Author Amy K. Hall Published on 09/28/2016

Recently, I heard yet again that “saying ‘God did it’ short-circuits thinking and curiosity.”

It doesn’t make sense to make that blanket statement. What if God did do it? Do true answers short-circuit thinking? Is the goal of thinking to find true answers or just to keep considering the question forever?

What a person who says such a statement really means is, false answers short-circuit thinking. He’s assuming God did not do it; therefore, he concludes that positing He did do it prevents us from finding the true answer. But of course, by assuming a naturalistic answer is the real answer (and that any explanation that involves God is illegitimate), he’s assuming God didn’t do it before the evidence is even in—or worse, he’s assuming it against the evidence.

Here’s a scenario I’ve described in the past to illustrate this:

Imagine a geologist is in a jungle, collecting rock samples. He comes across a very strange rock with pictures carved into it. “By Jove!” he says. “I’ve discovered a new type of rock formation! Let’s get to work determining which natural process produced this.” His guide laughs and tells him that, clearly, some intelligent person purposely carved the pictures into the rock. The geologist scoffs at the suggestion, carefully explaining that if geologists answered difficult questions about appearances of design by simply saying “some guy did it,” they would never discover the real truth....

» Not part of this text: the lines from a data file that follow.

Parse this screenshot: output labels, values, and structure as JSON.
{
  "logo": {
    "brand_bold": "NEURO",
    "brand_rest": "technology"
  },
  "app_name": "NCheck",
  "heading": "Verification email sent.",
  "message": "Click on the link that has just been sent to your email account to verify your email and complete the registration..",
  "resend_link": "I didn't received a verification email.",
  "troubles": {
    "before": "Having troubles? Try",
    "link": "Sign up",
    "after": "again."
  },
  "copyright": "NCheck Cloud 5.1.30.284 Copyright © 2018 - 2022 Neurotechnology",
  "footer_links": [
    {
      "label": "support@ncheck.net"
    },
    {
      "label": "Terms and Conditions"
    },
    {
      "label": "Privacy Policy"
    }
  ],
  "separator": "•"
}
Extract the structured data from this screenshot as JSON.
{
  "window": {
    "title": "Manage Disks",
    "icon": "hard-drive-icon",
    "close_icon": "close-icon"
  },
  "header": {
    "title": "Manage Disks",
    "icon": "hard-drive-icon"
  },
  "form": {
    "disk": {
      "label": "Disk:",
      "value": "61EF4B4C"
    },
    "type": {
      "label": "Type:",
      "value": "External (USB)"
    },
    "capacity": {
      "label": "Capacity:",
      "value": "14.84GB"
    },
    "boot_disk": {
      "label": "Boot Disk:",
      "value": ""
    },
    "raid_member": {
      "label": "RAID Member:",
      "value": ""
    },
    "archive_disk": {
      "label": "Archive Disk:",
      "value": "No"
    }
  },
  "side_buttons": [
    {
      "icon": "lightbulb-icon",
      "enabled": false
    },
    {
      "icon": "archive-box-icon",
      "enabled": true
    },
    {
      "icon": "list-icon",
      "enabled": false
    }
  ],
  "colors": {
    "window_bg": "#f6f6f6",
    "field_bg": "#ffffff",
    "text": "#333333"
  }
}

Not only is this geologist extremely foolish and unscientific by allowing his philosophy to prevent him from following the physical evidence where it leads, but he will also waste the rest of his life fruitlessly trying to discover the natural, random process that created the “unusual rock formation.”

In the case of Intelligent Design, it’s not that we lack naturalistic explanations and therefore assume “God did it.” Rather, there is positive evidence that a rational agent is behind the intricate design of the universe. To reason from positive evidence to a conclusion isn’t to short-circuit thinking. It’s just good reasoning.